5. Il résulte de ce texte que, sauf dispositions ou stipulations contraires, chaque action d’une valeur nominale identique d’une société anonyme donne droit au même montant de dividendes.

6. Pour rejeter la demande de la société ABC, l’arrêt retient que les actions dont est titulaire la société ABC étaient inscrites sur une ligne de cotation spécifique avec un numéro ISIN distinct de celui des actions ordinaires et se négociaient à un prix moindre que ces dernières sur la période d’avril et mai 2014. L’arrêt retient encore que les actions litigieuses étaient issues de levées d’options sur titres (« stock-options ») par des salariés de la société Schneider. L’arrêt ajoute que la thèse de la société ABC, selon laquelle les détenteurs d’actions nouvelles doivent bénéficier des dividendes lorsque ces derniers portent sur les fonds propres de la société, n’est étayée par aucun élément textuel ou jurisprudentiel.
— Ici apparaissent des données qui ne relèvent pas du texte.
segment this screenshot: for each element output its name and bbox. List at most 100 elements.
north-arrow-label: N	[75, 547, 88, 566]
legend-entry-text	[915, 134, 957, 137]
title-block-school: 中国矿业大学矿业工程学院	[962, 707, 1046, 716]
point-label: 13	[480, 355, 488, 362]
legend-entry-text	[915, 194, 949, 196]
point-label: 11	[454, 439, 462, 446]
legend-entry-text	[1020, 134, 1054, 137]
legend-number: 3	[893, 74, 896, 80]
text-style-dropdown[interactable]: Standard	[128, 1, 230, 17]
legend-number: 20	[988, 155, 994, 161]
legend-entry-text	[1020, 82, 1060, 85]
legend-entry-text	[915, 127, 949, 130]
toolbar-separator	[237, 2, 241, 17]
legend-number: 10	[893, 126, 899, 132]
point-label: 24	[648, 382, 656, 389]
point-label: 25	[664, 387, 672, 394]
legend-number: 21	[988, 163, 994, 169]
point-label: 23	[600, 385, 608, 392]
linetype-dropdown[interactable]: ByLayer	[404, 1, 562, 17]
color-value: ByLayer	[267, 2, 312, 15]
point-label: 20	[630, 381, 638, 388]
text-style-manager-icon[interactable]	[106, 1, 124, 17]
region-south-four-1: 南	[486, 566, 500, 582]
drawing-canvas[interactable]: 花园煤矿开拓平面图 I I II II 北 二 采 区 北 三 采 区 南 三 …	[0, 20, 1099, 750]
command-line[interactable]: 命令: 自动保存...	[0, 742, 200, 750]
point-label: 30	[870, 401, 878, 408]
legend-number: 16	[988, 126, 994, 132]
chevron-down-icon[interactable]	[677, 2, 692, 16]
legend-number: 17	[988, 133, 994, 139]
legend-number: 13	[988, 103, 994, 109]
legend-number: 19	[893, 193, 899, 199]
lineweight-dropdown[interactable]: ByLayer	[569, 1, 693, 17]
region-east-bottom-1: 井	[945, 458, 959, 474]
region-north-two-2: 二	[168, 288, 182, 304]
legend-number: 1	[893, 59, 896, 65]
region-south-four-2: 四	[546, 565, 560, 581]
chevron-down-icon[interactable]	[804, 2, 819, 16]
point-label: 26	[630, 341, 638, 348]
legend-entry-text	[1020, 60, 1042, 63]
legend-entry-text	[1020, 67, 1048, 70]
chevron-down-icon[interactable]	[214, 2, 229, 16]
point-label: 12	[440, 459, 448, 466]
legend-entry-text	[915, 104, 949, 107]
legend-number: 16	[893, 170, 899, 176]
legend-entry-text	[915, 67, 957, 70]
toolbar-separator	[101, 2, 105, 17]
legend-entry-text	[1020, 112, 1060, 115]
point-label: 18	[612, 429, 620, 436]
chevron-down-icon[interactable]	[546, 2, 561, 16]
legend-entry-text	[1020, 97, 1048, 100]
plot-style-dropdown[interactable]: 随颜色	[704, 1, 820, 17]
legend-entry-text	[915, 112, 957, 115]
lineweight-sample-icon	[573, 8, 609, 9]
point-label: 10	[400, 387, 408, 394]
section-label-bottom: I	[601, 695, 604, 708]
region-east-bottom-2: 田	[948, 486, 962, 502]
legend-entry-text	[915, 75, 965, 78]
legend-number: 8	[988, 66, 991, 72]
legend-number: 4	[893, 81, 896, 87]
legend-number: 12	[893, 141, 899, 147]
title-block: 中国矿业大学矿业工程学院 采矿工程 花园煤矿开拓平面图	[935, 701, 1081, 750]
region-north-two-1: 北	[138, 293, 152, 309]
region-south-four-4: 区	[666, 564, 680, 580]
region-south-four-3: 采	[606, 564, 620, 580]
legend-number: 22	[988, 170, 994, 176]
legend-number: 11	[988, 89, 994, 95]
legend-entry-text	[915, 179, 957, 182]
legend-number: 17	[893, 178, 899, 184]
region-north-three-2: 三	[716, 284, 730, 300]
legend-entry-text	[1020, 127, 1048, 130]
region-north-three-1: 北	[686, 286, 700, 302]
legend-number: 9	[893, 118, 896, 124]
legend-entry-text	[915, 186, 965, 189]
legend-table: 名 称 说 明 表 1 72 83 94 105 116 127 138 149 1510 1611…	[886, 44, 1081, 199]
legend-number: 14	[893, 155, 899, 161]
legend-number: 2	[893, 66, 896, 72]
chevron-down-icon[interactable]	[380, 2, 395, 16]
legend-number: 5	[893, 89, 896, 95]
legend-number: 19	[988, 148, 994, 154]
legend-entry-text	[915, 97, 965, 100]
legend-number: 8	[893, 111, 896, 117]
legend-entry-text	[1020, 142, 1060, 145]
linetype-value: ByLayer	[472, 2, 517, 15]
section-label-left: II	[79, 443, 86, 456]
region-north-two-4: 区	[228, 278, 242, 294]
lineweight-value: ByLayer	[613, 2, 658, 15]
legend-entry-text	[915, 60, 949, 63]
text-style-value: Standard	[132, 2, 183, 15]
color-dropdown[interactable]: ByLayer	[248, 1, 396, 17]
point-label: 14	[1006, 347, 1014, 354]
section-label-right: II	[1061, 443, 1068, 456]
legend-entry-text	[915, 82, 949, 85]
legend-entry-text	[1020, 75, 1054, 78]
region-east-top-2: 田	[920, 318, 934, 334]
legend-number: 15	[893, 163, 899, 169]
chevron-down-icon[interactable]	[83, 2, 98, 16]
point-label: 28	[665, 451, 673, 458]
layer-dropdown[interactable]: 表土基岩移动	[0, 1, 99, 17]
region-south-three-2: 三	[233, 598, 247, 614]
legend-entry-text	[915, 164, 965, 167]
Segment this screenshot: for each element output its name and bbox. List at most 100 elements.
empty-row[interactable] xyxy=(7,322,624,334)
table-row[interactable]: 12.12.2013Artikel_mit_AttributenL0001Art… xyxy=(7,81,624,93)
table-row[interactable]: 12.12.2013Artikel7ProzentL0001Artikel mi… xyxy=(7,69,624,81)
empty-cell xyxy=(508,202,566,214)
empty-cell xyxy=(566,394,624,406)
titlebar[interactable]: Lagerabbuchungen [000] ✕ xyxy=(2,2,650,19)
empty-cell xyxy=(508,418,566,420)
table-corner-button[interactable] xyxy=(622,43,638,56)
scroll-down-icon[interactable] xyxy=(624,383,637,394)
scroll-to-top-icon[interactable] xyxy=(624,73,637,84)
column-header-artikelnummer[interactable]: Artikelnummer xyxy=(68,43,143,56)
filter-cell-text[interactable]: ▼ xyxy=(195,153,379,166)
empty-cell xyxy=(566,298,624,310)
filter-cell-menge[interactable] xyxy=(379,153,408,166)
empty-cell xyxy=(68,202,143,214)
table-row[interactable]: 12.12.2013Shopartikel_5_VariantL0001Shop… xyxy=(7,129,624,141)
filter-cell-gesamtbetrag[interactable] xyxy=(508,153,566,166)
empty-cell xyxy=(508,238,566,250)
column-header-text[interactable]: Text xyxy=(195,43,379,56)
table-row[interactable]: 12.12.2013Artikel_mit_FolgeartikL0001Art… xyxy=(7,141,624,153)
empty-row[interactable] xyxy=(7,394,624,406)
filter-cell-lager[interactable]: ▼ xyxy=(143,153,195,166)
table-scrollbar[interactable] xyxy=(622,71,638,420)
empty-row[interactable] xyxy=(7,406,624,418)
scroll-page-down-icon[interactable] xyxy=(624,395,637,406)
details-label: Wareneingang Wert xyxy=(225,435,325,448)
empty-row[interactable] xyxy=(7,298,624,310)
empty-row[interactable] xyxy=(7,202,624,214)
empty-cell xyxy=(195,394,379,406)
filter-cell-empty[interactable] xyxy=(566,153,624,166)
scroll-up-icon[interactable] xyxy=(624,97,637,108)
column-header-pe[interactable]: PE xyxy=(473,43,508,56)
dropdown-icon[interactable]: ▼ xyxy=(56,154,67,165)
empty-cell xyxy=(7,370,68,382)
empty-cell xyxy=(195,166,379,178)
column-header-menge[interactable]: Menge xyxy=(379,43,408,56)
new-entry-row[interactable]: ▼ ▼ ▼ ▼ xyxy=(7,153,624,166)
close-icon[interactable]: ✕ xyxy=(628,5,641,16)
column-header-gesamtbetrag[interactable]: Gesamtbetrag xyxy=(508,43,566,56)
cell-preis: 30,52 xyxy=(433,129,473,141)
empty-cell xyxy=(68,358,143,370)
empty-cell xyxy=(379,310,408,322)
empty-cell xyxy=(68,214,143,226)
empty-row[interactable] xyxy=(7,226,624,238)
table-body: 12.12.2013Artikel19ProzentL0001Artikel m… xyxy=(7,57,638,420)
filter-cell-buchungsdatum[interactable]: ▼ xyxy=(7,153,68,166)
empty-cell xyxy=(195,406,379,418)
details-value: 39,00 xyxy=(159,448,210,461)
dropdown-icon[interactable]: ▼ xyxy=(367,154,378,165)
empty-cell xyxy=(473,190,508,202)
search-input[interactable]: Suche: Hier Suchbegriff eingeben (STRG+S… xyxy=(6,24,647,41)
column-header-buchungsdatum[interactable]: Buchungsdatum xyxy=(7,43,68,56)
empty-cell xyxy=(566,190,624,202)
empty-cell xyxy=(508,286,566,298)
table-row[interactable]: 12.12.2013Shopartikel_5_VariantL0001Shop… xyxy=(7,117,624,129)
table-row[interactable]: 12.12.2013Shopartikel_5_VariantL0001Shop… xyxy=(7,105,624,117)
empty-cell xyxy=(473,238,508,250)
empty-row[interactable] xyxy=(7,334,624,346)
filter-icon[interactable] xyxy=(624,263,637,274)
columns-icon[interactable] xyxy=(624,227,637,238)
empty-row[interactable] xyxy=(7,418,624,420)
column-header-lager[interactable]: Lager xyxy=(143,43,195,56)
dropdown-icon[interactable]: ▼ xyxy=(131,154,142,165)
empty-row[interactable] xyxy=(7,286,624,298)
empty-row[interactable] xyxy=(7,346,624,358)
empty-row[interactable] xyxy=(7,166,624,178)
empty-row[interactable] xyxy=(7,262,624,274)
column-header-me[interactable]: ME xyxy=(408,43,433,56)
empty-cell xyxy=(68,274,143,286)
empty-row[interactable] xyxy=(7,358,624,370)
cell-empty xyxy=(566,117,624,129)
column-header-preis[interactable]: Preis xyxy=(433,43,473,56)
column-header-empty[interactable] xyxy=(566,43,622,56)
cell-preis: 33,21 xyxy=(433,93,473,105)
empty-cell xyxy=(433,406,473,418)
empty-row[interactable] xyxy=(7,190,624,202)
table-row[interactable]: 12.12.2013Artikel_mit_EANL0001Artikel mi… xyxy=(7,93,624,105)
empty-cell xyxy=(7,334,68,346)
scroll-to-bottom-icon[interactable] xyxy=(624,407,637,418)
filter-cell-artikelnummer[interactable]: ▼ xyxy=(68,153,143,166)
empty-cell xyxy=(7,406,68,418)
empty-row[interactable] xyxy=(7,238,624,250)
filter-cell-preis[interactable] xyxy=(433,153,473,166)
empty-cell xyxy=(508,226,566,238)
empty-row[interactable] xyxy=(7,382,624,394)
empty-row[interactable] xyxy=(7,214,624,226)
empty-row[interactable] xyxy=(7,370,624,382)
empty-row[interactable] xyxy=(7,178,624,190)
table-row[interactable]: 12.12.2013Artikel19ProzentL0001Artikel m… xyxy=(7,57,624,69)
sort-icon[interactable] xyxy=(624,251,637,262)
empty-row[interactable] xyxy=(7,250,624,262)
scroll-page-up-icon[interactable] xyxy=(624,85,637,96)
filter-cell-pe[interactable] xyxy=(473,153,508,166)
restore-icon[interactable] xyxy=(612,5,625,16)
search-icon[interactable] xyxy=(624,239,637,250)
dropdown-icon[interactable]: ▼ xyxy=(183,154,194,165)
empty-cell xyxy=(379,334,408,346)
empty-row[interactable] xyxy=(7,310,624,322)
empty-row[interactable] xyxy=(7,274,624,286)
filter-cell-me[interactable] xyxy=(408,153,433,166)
L’arrêt en déduit que les actions dont est titulaire la société ABC sont distinctes des actions ordinaires, de sorte qu’elles n’ouvrent pas les mêmes droits et, qu’en conséquence, le refus de la société Schneider de verser à la société ABC un dividende sur les actions dont cette dernière dispose n’était pas fautif.

7. En se déterminant ainsi, par des motifs impropres à établir l’existence de dispositions ou de stipulations privant les actions détenues par la société ABC du droit au dividende décidé par l’assemblée générale mixte de la société Schneider du 6 mai 2014, la cour d’appel n’a pas donné de base légale à sa décision.